In Fig. 12, the coal consumption, primary air, and system load are initially set as 56 t/h, 140t/h, and 135 MW, respectively. To investigate the sensitivity of the proposed method in field measurements, 1 h later, the primary air is constant, whereas the coal consumption and load are reduced to 54/h and 128 MW, respectively (the air fuel ratio is 2.60). The measurements indicate the varied burning in the hearth. For example, the concentrations of water vapor decreases from 6.04 to 5.74 %. Moreover, the detected values sharply changed in only 4 min after the amount of coal decreased. Thus, the proposed method can measure the gas pressure and concentration in field environments with high precision and sensitivity.

4 Conclusions

In this paper, a method is proposed to measure gas pressure and concentration. First, the ratios of the 2nd and 4th harmonics at the line center are used to measure line width. Then, the gas pressure and concentration are estimated using the measured line width and the “calibration-free 2f/1f” method. To verify this method, the transition of CO₂ at 6,982.0678 cm⁻¹ is selected to measure gas pressure and concentration in laboratory conditions; and to extend its application, the transition of H₂O at 6,979.2995 cm⁻¹ is used to measure vapor concentration in industrial fields. The experimental results coincide well with the expectations and indicate that this technique has high precision and sensitivity in gas sensing. The proposed method employs the low (1st, 2nd, and 4th) harmonics at the line center to calculate gas parameters; thus, it contains the advantages of WMS (e.g., high SNR and sensitivity). As such, it can effectively eliminate the effects of laser intensity fluctuations. Most importantly, this method uses the measured line width rather than the calculated one to determine the gas pressure and concentration. Therefore, it can easily account for any fluctuation in gas parameters, such as partial and total pressures, during real-time detection.

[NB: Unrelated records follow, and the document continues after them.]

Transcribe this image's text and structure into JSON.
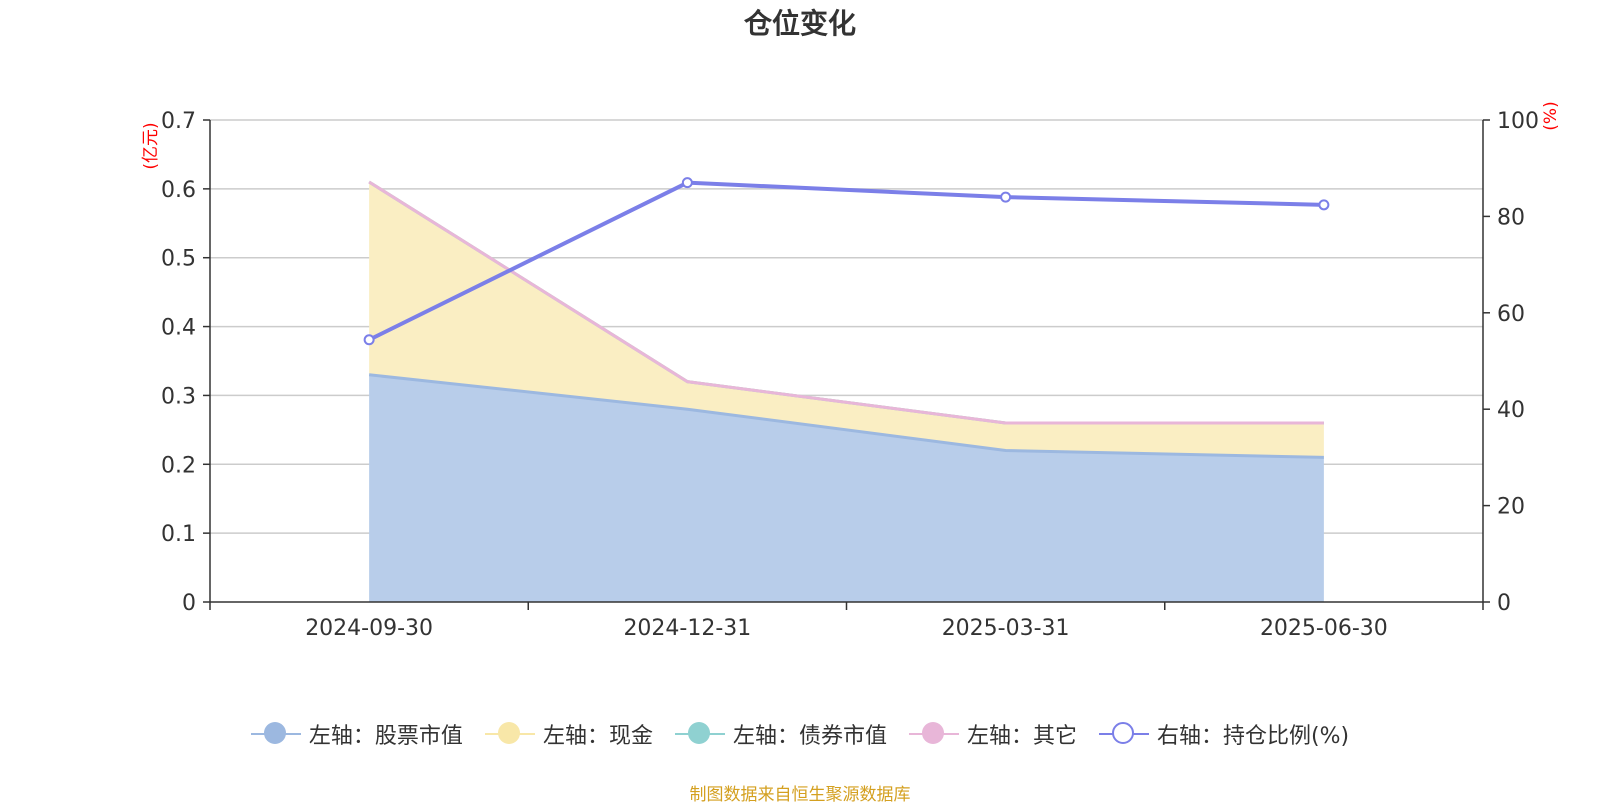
{
  "title": "仓位变化",
  "footer": "制图数据来自恒生聚源数据库",
  "chart_data": {
    "type": "area",
    "categories": [
      "2024-09-30",
      "2024-12-31",
      "2025-03-31",
      "2025-06-30"
    ],
    "left_axis": {
      "unit": "(亿元)",
      "ylim": [
        0,
        0.7
      ],
      "ticks": [
        "0",
        "0.1",
        "0.2",
        "0.3",
        "0.4",
        "0.5",
        "0.6",
        "0.7"
      ]
    },
    "right_axis": {
      "unit": "(%)",
      "ylim": [
        0,
        100
      ],
      "ticks": [
        "0",
        "20",
        "40",
        "60",
        "80",
        "100"
      ]
    },
    "series": [
      {
        "name": "左轴：股票市值",
        "axis": "left",
        "type": "area",
        "color": "#9cb8e0",
        "fill": "#b8cdea",
        "values": [
          0.33,
          0.28,
          0.22,
          0.21
        ]
      },
      {
        "name": "左轴：现金",
        "axis": "left",
        "type": "area",
        "color": "#f8e7a8",
        "fill": "#faeec3",
        "values": [
          0.28,
          0.04,
          0.04,
          0.05
        ]
      },
      {
        "name": "左轴：债券市值",
        "axis": "left",
        "type": "area",
        "color": "#8fd1d1",
        "fill": "#8fd1d1",
        "values": [
          0,
          0,
          0,
          0
        ]
      },
      {
        "name": "左轴：其它",
        "axis": "left",
        "type": "area",
        "color": "#e8b6d8",
        "fill": "#e8b6d8",
        "values": [
          0,
          0,
          0,
          0
        ]
      },
      {
        "name": "右轴：持仓比例(%)",
        "axis": "right",
        "type": "line",
        "color": "#7b7fe8",
        "values": [
          54.4,
          87.0,
          84.0,
          82.4
        ]
      }
    ],
    "grid": true,
    "legend_position": "bottom"
  }
}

However, the proposed method is also practically limited. For instance, the absorption feature must either be completely isolated or the distance between adjacent lines must be more than five times than that of the line widths of the selected lines. Moreover, because the SNR of 4th harmonics is poor, the background signals cannot be ignored under weak absorption conditions. Hence, if background signals can be eliminated, the optimum peak absorbance range of this method is 0.1–30 %.